Renovations, not acquisitions, top Host’s priority list
Renovations, not acquisitions, top Host’s priority list
06 NOVEMBER 2019 4:12 PM

Amid a period of economic and industry uncertainty, Host Hotels & Resorts officials say they’re more comfortable investing in their existing portfolio through significant ROI projects than going out to the market as a buyer.

BETHESDA, Maryland—Analysts wondered if Host Hotels & Resorts—with plenty of capital and low leverage—was poised to make any big acquisitions.

While executives didn’t rule out buying properties during the company’s third-quarter earnings call, they noted their focus in the near term will be investing in and refining Host’s existing portfolio along with purchasing stock.

President and CEO Jim Risoleo said the company is still in the midst of a massive, portfolio-wide renovation and transformation project for its Marriott International-branded properties. With uncertainty over the state of the hotel investment cycle, he noted right now could be the perfect time to improve the company’s hotels.

“The timing of the Marriott transformation program is highly beneficial to shareholders,” Risoleo said. “In a low-growth environment, it lowers the impacts (of renovation disruptions) and positions us well for significant index gains.”

The company is 45% of the way through its renovations in the program, which Risoleo said is ahead of schedule and coming in under budget. EVP and CFO Michael Bluhm said the company spent $225 million in 2019 and has projected to spend another $200 million in 2020 and $175 million in 2021. Hotels that have seen improvements through the program so far in 2019 include the Coronado Island Marriott Resort & Spa, New York Marriott Downtown and the San Francisco Marriott Marquis.

Altogether, the company projects between $550 million and $590 million in capital expenditures. During Q3, the company also spent $200 million on share repurchases, bringing the annual total up to $400 million.

“We will take a measured approach on when and what amount to buy back stock based on our view of macro conditions,” Risoleo said.

Macro-uncertainty means any near-term hotel acquisitions will have to clear “a high bar,” he said, while noting the company isn’t ruling out being a buyer if the right opportunity presents itself.

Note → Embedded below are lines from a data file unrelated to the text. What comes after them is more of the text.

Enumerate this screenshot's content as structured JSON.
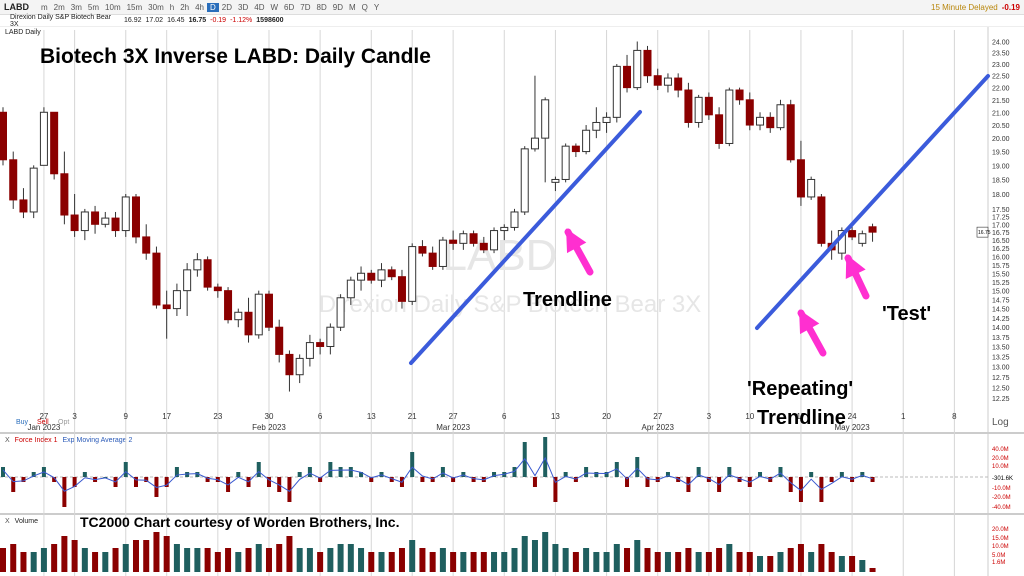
{
  "toolbar": {
    "symbol": "LABD",
    "timeframes": [
      "m",
      "2m",
      "3m",
      "5m",
      "10m",
      "15m",
      "30m",
      "h",
      "2h",
      "4h",
      "D",
      "2D",
      "3D",
      "4D",
      "W",
      "6D",
      "7D",
      "8D",
      "9D",
      "M",
      "Q",
      "Y"
    ],
    "active_timeframe": "D",
    "delay_note": "15 Minute Delayed",
    "change_badge": "-0.19"
  },
  "quote": {
    "name": "Direxion Daily S&P Biotech Bear 3X",
    "open": "16.92",
    "high": "17.02",
    "low": "16.45",
    "last": "16.75",
    "change": "-0.19",
    "change_pct": "-1.12%",
    "volume": "1598600"
  },
  "panel_labels": {
    "price": "LABD Daily",
    "force": "Force Index 1",
    "ema": "Exp Moving Average 2",
    "volume": "Volume",
    "close_x": "X"
  },
  "chart_title": "Biotech 3X Inverse LABD:  Daily Candle",
  "watermark": {
    "symbol": "LABD",
    "name": "Direxion Daily S&P Biotech Bear 3X"
  },
  "annotations": {
    "trendline": "Trendline",
    "repeating1": "'Repeating'",
    "repeating2": "Trendline",
    "test": "'Test'",
    "credit": "TC2000 Chart courtesy of Worden Brothers, Inc."
  },
  "trade_labels": {
    "buy": "Buy",
    "sell": "Sell",
    "opt": "Opt"
  },
  "scale_label": "Log",
  "price_tag": "16.75",
  "force_axis": [
    "40.0M",
    "20.0M",
    "10.0M",
    "-301.6K",
    "-10.0M",
    "-20.0M",
    "-40.0M"
  ],
  "volume_axis": [
    "20.0M",
    "15.0M",
    "10.0M",
    "5.0M",
    "1.6M"
  ],
  "colors": {
    "up": "#ffffff",
    "down": "#8b0000",
    "trend": "#3b5bdb",
    "arrow": "#ff2fd0",
    "vol_up": "#1f5f5f",
    "vol_down": "#8b0000"
  },
  "chart_data": {
    "type": "candlestick",
    "title": "Biotech 3X Inverse LABD:  Daily Candle",
    "y_scale": "log",
    "ylim": [
      12.25,
      24.25
    ],
    "y_ticks": [
      "24.00",
      "23.50",
      "23.00",
      "22.50",
      "22.00",
      "21.50",
      "21.00",
      "20.50",
      "20.00",
      "19.50",
      "19.00",
      "18.50",
      "18.00",
      "17.50",
      "17.25",
      "17.00",
      "16.75",
      "16.50",
      "16.25",
      "16.00",
      "15.75",
      "15.50",
      "15.25",
      "15.00",
      "14.75",
      "14.50",
      "14.25",
      "14.00",
      "13.75",
      "13.50",
      "13.25",
      "13.00",
      "12.75",
      "12.50",
      "12.25"
    ],
    "x_ticks": [
      {
        "i": 4,
        "label": "27",
        "sub": "Jan 2023"
      },
      {
        "i": 7,
        "label": "3",
        "sub": ""
      },
      {
        "i": 12,
        "label": "9",
        "sub": ""
      },
      {
        "i": 16,
        "label": "17",
        "sub": ""
      },
      {
        "i": 21,
        "label": "23",
        "sub": ""
      },
      {
        "i": 26,
        "label": "30",
        "sub": "Feb 2023"
      },
      {
        "i": 31,
        "label": "6",
        "sub": ""
      },
      {
        "i": 36,
        "label": "13",
        "sub": ""
      },
      {
        "i": 40,
        "label": "21",
        "sub": ""
      },
      {
        "i": 44,
        "label": "27",
        "sub": "Mar 2023"
      },
      {
        "i": 49,
        "label": "6",
        "sub": ""
      },
      {
        "i": 54,
        "label": "13",
        "sub": ""
      },
      {
        "i": 59,
        "label": "20",
        "sub": ""
      },
      {
        "i": 64,
        "label": "27",
        "sub": "Apr 2023"
      },
      {
        "i": 69,
        "label": "3",
        "sub": ""
      },
      {
        "i": 73,
        "label": "10",
        "sub": ""
      },
      {
        "i": 78,
        "label": "17",
        "sub": ""
      },
      {
        "i": 83,
        "label": "24",
        "sub": "May 2023"
      },
      {
        "i": 88,
        "label": "1",
        "sub": ""
      },
      {
        "i": 93,
        "label": "8",
        "sub": ""
      }
    ],
    "candles": [
      [
        21.0,
        21.2,
        19.0,
        19.2
      ],
      [
        19.2,
        19.5,
        17.5,
        17.8
      ],
      [
        17.8,
        18.2,
        17.2,
        17.4
      ],
      [
        17.4,
        19.0,
        17.2,
        18.9
      ],
      [
        19.0,
        21.2,
        19.0,
        21.0
      ],
      [
        21.0,
        21.0,
        18.5,
        18.7
      ],
      [
        18.7,
        19.5,
        17.0,
        17.3
      ],
      [
        17.3,
        18.0,
        16.6,
        16.8
      ],
      [
        16.8,
        17.5,
        16.5,
        17.4
      ],
      [
        17.4,
        17.6,
        16.7,
        17.0
      ],
      [
        17.0,
        17.4,
        16.9,
        17.2
      ],
      [
        17.2,
        17.4,
        16.6,
        16.8
      ],
      [
        16.8,
        18.0,
        16.6,
        17.9
      ],
      [
        17.9,
        18.0,
        16.4,
        16.6
      ],
      [
        16.6,
        17.0,
        15.9,
        16.1
      ],
      [
        16.1,
        16.3,
        14.5,
        14.6
      ],
      [
        14.6,
        15.0,
        13.7,
        14.5
      ],
      [
        14.5,
        15.2,
        14.3,
        15.0
      ],
      [
        15.0,
        15.8,
        14.3,
        15.6
      ],
      [
        15.6,
        16.1,
        15.4,
        15.9
      ],
      [
        15.9,
        16.0,
        15.0,
        15.1
      ],
      [
        15.1,
        15.2,
        14.8,
        15.0
      ],
      [
        15.0,
        15.1,
        14.1,
        14.2
      ],
      [
        14.2,
        14.5,
        14.0,
        14.4
      ],
      [
        14.4,
        14.8,
        13.6,
        13.8
      ],
      [
        13.8,
        15.0,
        13.7,
        14.9
      ],
      [
        14.9,
        15.0,
        13.9,
        14.0
      ],
      [
        14.0,
        14.2,
        13.1,
        13.3
      ],
      [
        13.3,
        13.4,
        12.4,
        12.8
      ],
      [
        12.8,
        13.3,
        12.6,
        13.2
      ],
      [
        13.2,
        13.8,
        13.0,
        13.6
      ],
      [
        13.6,
        13.7,
        13.3,
        13.5
      ],
      [
        13.5,
        14.1,
        13.3,
        14.0
      ],
      [
        14.0,
        14.9,
        13.9,
        14.8
      ],
      [
        14.8,
        15.4,
        14.6,
        15.3
      ],
      [
        15.3,
        15.7,
        15.0,
        15.5
      ],
      [
        15.5,
        15.6,
        15.2,
        15.3
      ],
      [
        15.3,
        15.8,
        15.1,
        15.6
      ],
      [
        15.6,
        15.7,
        15.3,
        15.4
      ],
      [
        15.4,
        15.6,
        14.5,
        14.7
      ],
      [
        14.7,
        16.4,
        14.6,
        16.3
      ],
      [
        16.3,
        16.5,
        16.0,
        16.1
      ],
      [
        16.1,
        16.3,
        15.6,
        15.7
      ],
      [
        15.7,
        16.6,
        15.6,
        16.5
      ],
      [
        16.5,
        16.8,
        16.2,
        16.4
      ],
      [
        16.4,
        16.8,
        16.2,
        16.7
      ],
      [
        16.7,
        16.8,
        16.3,
        16.4
      ],
      [
        16.4,
        16.6,
        16.1,
        16.2
      ],
      [
        16.2,
        16.9,
        16.1,
        16.8
      ],
      [
        16.8,
        17.0,
        16.5,
        16.9
      ],
      [
        16.9,
        17.5,
        16.8,
        17.4
      ],
      [
        17.4,
        19.7,
        17.3,
        19.6
      ],
      [
        19.6,
        22.5,
        19.5,
        20.0
      ],
      [
        20.0,
        21.6,
        18.4,
        21.5
      ],
      [
        18.4,
        18.6,
        18.1,
        18.5
      ],
      [
        18.5,
        19.8,
        18.4,
        19.7
      ],
      [
        19.7,
        19.8,
        19.3,
        19.5
      ],
      [
        19.5,
        20.5,
        19.4,
        20.3
      ],
      [
        20.3,
        21.2,
        20.0,
        20.6
      ],
      [
        20.6,
        21.0,
        20.2,
        20.8
      ],
      [
        20.8,
        23.0,
        20.6,
        22.9
      ],
      [
        22.9,
        23.4,
        21.8,
        22.0
      ],
      [
        22.0,
        24.0,
        21.9,
        23.6
      ],
      [
        23.6,
        23.8,
        22.2,
        22.5
      ],
      [
        22.5,
        22.8,
        21.9,
        22.1
      ],
      [
        22.1,
        22.6,
        21.8,
        22.4
      ],
      [
        22.4,
        22.6,
        21.6,
        21.9
      ],
      [
        21.9,
        22.2,
        20.4,
        20.6
      ],
      [
        20.6,
        21.7,
        20.4,
        21.6
      ],
      [
        21.6,
        21.8,
        20.7,
        20.9
      ],
      [
        20.9,
        21.2,
        19.6,
        19.8
      ],
      [
        19.8,
        22.0,
        19.7,
        21.9
      ],
      [
        21.9,
        22.0,
        21.3,
        21.5
      ],
      [
        21.5,
        21.8,
        20.3,
        20.5
      ],
      [
        20.5,
        21.0,
        20.3,
        20.8
      ],
      [
        20.8,
        21.0,
        20.2,
        20.4
      ],
      [
        20.4,
        21.5,
        20.3,
        21.3
      ],
      [
        21.3,
        21.5,
        19.1,
        19.2
      ],
      [
        19.2,
        19.9,
        17.6,
        17.9
      ],
      [
        17.9,
        18.6,
        17.8,
        18.5
      ],
      [
        17.9,
        18.0,
        16.3,
        16.4
      ],
      [
        16.4,
        16.8,
        15.9,
        16.2
      ],
      [
        16.1,
        16.9,
        15.9,
        16.8
      ],
      [
        16.8,
        17.0,
        16.5,
        16.6
      ],
      [
        16.4,
        16.8,
        16.3,
        16.7
      ],
      [
        16.92,
        17.02,
        16.45,
        16.75
      ]
    ],
    "force_index": [
      2,
      -3,
      -1,
      1,
      2,
      -1,
      -6,
      -2,
      1,
      -1,
      0,
      -2,
      3,
      -2,
      -1,
      -4,
      -2,
      2,
      1,
      1,
      -1,
      -1,
      -3,
      1,
      -2,
      3,
      -2,
      -3,
      -5,
      1,
      2,
      -1,
      3,
      2,
      2,
      1,
      -1,
      1,
      -1,
      -2,
      5,
      -1,
      -1,
      2,
      -1,
      1,
      -1,
      -1,
      1,
      1,
      2,
      7,
      -2,
      8,
      -5,
      1,
      -1,
      2,
      1,
      1,
      3,
      -2,
      4,
      -2,
      -1,
      1,
      -1,
      -3,
      2,
      -1,
      -3,
      2,
      -1,
      -2,
      1,
      -1,
      2,
      -3,
      -5,
      1,
      -5,
      -1,
      1,
      -1,
      1,
      -1
    ],
    "volume": [
      6,
      7,
      5,
      5,
      6,
      7,
      9,
      8,
      6,
      5,
      5,
      6,
      7,
      8,
      8,
      10,
      9,
      7,
      6,
      6,
      6,
      5,
      6,
      5,
      6,
      7,
      6,
      7,
      9,
      6,
      6,
      5,
      6,
      7,
      7,
      6,
      5,
      5,
      5,
      6,
      8,
      6,
      5,
      6,
      5,
      5,
      5,
      5,
      5,
      5,
      6,
      9,
      8,
      10,
      7,
      6,
      5,
      6,
      5,
      5,
      7,
      6,
      8,
      6,
      5,
      5,
      5,
      6,
      5,
      5,
      6,
      7,
      5,
      5,
      4,
      4,
      5,
      6,
      7,
      5,
      7,
      5,
      4,
      4,
      3,
      1
    ]
  }
}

“There may very well be a transaction, or more than one, that makes sense,” he said. “It depends on what market the asset is located in, what demand drivers there are, what the pricing is and what we can achieve going forward from asset-management initiatives and improving operating performance. There’s a lot on the table. We never say never to anything, but by no means are we in any rush to get all our money invested.”

At the end of the quarter, Host had $2 billion in unrestricted cash on its balance sheet with another $1.5 billion available in its credit facility.

Transactions in the quarter
During the third quarter, Host sold eight properties that executives described as noncore assets for a combined price of $565 million. Those hotels are the Courtyard Chicago Downtown/River North, the Residence Inn Arlington Pentagon City, the Scottsdale Marriott Suites Old Town, the Scottsdale Marriott at McDowell Mountains, the Costa Mesa Marriott, the Atlanta Marriott Suites Midtown, The Westin Indianapolis and the Chicago Marriott Suites O’Hare.

The company also sold the Hyatt Regency Cambridge and the Sheraton San Diego Hotel & Marina early in the quarter for a combined price of $297 million.

Risoleo described the San Diego property as a relatively low-RevPAR hotel compared to the rest of Host’s portfolio that had significant CapEx needs and a location in a “third-tier” submarket of San Diego.

Asked by an analyst how far off Host is from having a closer-to-ideal portfolio, Risoleo responded that goal might not be far off.

“If you look at some of the assets we sold, we’d describe them as profitability-challenged hotels,” he said.

Q3 performance
According to the company’s third-quarter earnings news release, Host collected $1.3 billion in revenue for the quarter and $312 million in adjusted earnings before interest, taxes, depreciation and amortization for real estate.

U.S. revenue per available room fell 0.2% for the quarter, with Risoleo noting the company’s overall performance was negatively impacted by renovation disruptions and some tropical storm and hurricane issues.

The company saw a stronger quarter, though, in terms of total revenue per available room, which was up 1.2% year over year. Host officials said 35% of the company’s revenues come from streams other than rooms, including food and beverage, conference and meeting space and spas.

Host executives told analysts they believe that strong ancillary revenue growth can continue going forward, especially as the company improves its business mix by refining its portfolio.

“We continue to see pickup in food-and-beverage and (audio/visual) revenues across the portfolio,” Risoleo said. “And we have better capture of cancellation fees now, not because cancellations are higher but due to automated systems.”

The company lowered its full-year 2019 RevPAR guidance to between a 0.25% dip and a 1% decrease.

As of press time, Host’s stock was trading at $17.44 a share, a 4.6% year-to-date increase. The Baird/STR Hotel Stock Index was up 13.3% for the same period.